The problem with “The Hitchhiker’s Guide to the Galaxy” is that only the first third of it is really any good — but that third is near perfect. The film opens in almost exactly the same way as the 1981 BBC version, as well as the book and the radio show it was based on — with the superlatively average Arthur Dent (Martin Freeman, “The Office”) waking up to find a wrecking crew poised to demolish his house to make way for a bypass. Soon after, his buddy Ford Prefect (rapper/actor Mos Def) arrives, telling him that, well, he’s not really from Earth but from a small planet in the vicinity of Betelgeuse. And another wrecking crew — this one a fleet of alien destroyers — is about to demolish his planet. Arthur and Ford, who is a writer for galactic bestseller “The Hitchhiker’s Guide to the Galaxy,” stick out their thumbs and are picked up by one of the alien ships seconds before Earth is destroyed. Arthur’s journey into the rest of the universe begins here — but it’s also where the film starts to lag.

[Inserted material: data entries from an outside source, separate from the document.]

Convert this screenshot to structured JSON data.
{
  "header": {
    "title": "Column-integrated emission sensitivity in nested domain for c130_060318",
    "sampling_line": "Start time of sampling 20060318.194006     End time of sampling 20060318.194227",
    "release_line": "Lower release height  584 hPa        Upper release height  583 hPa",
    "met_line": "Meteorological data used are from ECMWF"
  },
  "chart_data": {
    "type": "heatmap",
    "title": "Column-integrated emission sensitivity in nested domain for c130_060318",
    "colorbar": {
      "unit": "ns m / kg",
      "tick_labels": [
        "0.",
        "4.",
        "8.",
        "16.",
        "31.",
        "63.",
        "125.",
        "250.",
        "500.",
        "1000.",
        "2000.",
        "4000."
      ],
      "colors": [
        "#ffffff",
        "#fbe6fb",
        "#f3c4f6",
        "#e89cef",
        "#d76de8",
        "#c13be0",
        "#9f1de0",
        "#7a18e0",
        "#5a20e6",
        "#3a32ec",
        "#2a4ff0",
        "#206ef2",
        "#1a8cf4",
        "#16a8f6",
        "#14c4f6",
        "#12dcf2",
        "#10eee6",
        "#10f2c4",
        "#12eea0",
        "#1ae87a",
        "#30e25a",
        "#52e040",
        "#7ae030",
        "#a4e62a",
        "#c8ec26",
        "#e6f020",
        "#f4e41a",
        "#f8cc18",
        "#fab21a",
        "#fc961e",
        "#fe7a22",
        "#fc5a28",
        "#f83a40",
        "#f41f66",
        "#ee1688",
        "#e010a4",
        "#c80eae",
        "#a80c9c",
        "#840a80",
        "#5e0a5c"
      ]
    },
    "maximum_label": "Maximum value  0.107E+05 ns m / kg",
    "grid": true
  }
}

After falling victim to a poetry reading by the Vogons, the aliens whose craft they’re hitching a ride on, Ford and Arthur are picked up yet again — this time by President of the Galaxy/party animal Zaphod Beeblebrox (Sam Rockwell, “Matchstick Men”) and Trillian (Zooey Deschanel, “Almost Famous”), a girl Arthur had met at a party on Earth only a week before. Zaphod has stolen the Heart of Gold, a spaceship that boasts the newly-developed Infinite Improbability Drive.
The addition of Humma Kavula (John Malkovich), Beeblebrox’s opponent in the last galactic election, presents the film with a problem that can be dealt with in its 108 minutes. Kavula holds information about the answer to Life, the Universe and Everything, the learning of which suddenly becomes the shallow, self-centered Zaphod’s fixation. In turn, Kavula demands that Zaphod and co. pick up a mysterious gun for him. While an attempt to encapsulate the events of the first book in the “Hitchhiker’s” series could have been a disaster,
this invention simply sends the cadre on a tedious story arc that leads nowhere.

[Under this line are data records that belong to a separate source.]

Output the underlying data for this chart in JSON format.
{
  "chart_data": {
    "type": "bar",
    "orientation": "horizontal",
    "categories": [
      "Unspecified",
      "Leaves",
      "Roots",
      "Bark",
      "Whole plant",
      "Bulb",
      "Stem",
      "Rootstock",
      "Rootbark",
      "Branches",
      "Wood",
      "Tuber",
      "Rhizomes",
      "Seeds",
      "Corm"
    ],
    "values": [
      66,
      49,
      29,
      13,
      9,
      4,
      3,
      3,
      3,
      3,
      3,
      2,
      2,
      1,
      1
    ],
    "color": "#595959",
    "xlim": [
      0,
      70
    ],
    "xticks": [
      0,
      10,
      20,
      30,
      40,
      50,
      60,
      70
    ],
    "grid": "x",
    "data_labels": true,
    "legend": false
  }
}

But perhaps the remake’s worst aspect is its transformation into a love story. Disney may have wanted to sanitize the dark, sometimes ribald humor of the original story; the book’s constant reminders of human insignificance and the incomprehensible scope of the universe are disregarded to focus on the pithy romance between last remaining humans Trillian and Arthur.
The performers (Mos Def and Rockwell especially) excel in their roles, and the special effects are sleek, understated and appropriately absurd. But many fans’ faith was inspired by reassurances that Adams himself had taken part in the remake’s writing and development until his death in 2001. For his sake, it’s happy that the project reached audiences at least close to the way he intended — but many elements, including a few changes made by Adams specifically for the remake, simply don’t work.